Il n’en demeure pas moins que faire sa place en tant que femme est un défi dans le monde des études rabbiniques. « Lorsque tu es est la seule femme, c’est souvent impossible de parler », relève Helene, qui étudie majoritairement avec des hommes âgés de 40 à 50 ans.

Être juive dans l’Allemagne d’aujourd’hui

Et le rôle d’une rabbine en 2021? « Simplement être là et écouter », répond sobrement la jeune femme. Outre la célébration du shabbat, les différents rites de passage et l’accompagnement à travers le deuil, sa mission serait donc de tendre l’oreille. « À notre époque, tout est frénétique : tu dois avoir ton cellulaire, répondre à tes courriels et, en temps de corona[virus], il faut être sur Zoom… Parfois on ne se rend pas compte que ça ne va pas bien. »

« Plusieurs personnes juives et LGBTQ+ ne savent pas que ces deux aspects sont compatibles. On ne devrait pas avoir à choisir entre son identité juive et queer. »

– Helene Shani-Braun

C’est là que la spiritualité peut aider. Helene affirme d’ailleurs avoir bien traversé la pandémie, justement grâce à sa vie spirituelle. « Je connais bien les prières, car je les ai étudiées; je sais quoi lire pour me sentir mieux, comment méditer, où trouver ma paix », explique la rabbine en devenir, qui espère pouvoir à son tour aider les gens à trouver la leur.

Reste que cette sérénité pourrait être troublée, car dans une Allemagne où le spectre de l’antisémitisme plane toujours, s’afficher comme personne juive comporte son lot de risques. Dans la foulée des violences du printemps dernier au Proche-Orient, la communauté d’où Helene est originaire a été la cible de menaces. « On a reçu un appel anonyme d’une personne qui disait qu’il allait faire exploser la communauté. » Heureusement, la jeune femme n’a encore reçu aucun contenu haineux sur les réseaux sociaux. « J’ai beaucoup de chance, mais ça pourrait vite en être autrement. »

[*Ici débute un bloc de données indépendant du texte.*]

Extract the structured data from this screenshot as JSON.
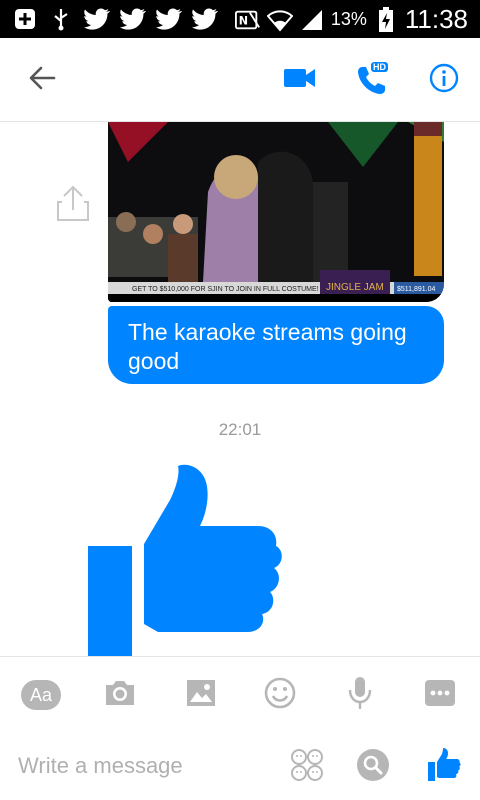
{
  "status_bar": {
    "battery_percent": "13%",
    "time": "11:38"
  },
  "header": {
    "back_icon": "arrow-left-icon",
    "video_icon": "video-camera-icon",
    "call_icon": "phone-hd-icon",
    "call_badge": "HD",
    "info_icon": "info-icon",
    "accent": "#0084ff"
  },
  "thread": {
    "image_caption_ticker": "GET TO $510,000 FOR SJIN TO JOIN IN FULL COSTUME!",
    "image_total": "$511,891.04",
    "image_event": "JINGLE JAM",
    "message_text": "The karaoke streams going good",
    "timestamp": "22:01",
    "like_icon": "thumbs-up-icon"
  },
  "composer": {
    "text_style_label": "Aa",
    "placeholder": "Write a message",
    "tools": [
      "text-style-icon",
      "camera-icon",
      "gallery-icon",
      "emoji-icon",
      "microphone-icon",
      "more-icon"
    ]
  }
}
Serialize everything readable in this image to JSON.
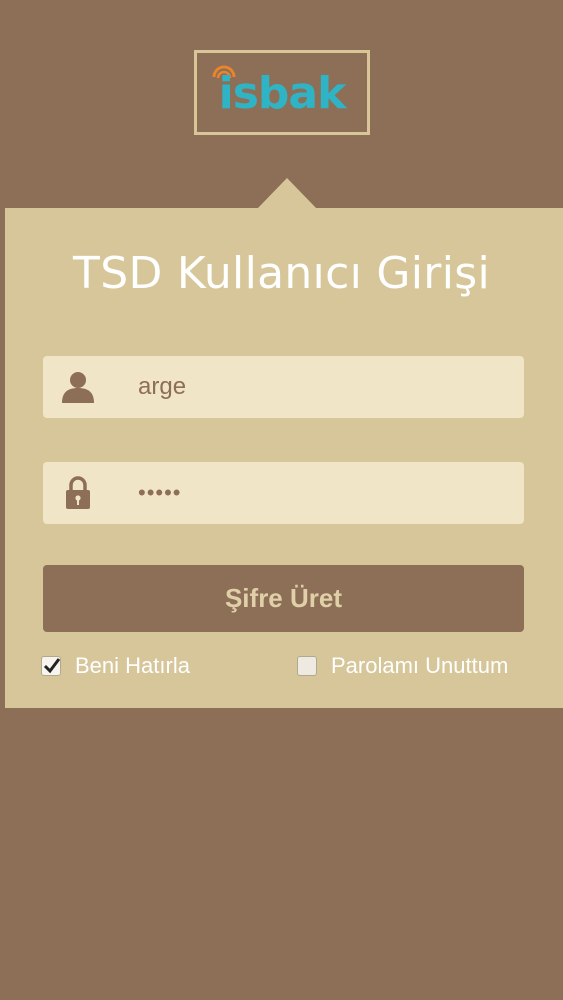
{
  "logo": {
    "text": "isbak"
  },
  "login": {
    "title": "TSD Kullanıcı Girişi",
    "username": {
      "value": "arge"
    },
    "password": {
      "value": "•••••"
    },
    "submit_label": "Şifre Üret",
    "remember": {
      "label": "Beni Hatırla",
      "checked": true
    },
    "forgot": {
      "label": "Parolamı Unuttum",
      "checked": false
    }
  },
  "icons": {
    "username": "user-icon",
    "password": "lock-icon",
    "remember": "checkmark-icon"
  },
  "colors": {
    "background": "#8d6e56",
    "card": "#d6c699",
    "field": "#f1e5c7",
    "accent": "#2fb4c6",
    "button_text": "#e0d0a8"
  }
}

N’empêche, Helene Shani-Braun demeure convaincue que sa culture a beaucoup à apporter à la société allemande, notamment sur le plan des valeurs. « Comment nous nous traitons les uns les autres, comment nous abordons la question de la durabilité, la valeur fondamentale de tikkoun olam (“réparation du monde” en hébreu), qui signifie améliorer le monde un petit peu chaque jour… Il y a beaucoup de choses à apprendre », conclut-elle avant de repartir vers la station de métro Adenauerplatz.

En jetant un coup d’œil à son cellulaire, la future plus jeune rabbine de l’histoire de son pays se dirige vers ce lieu nommé en l’honneur du tout premier chancelier de la République fédérale allemande, Konrad Adenauer. D’un pas décidé, prête à forger, à sa manière, l’Allemagne de demain.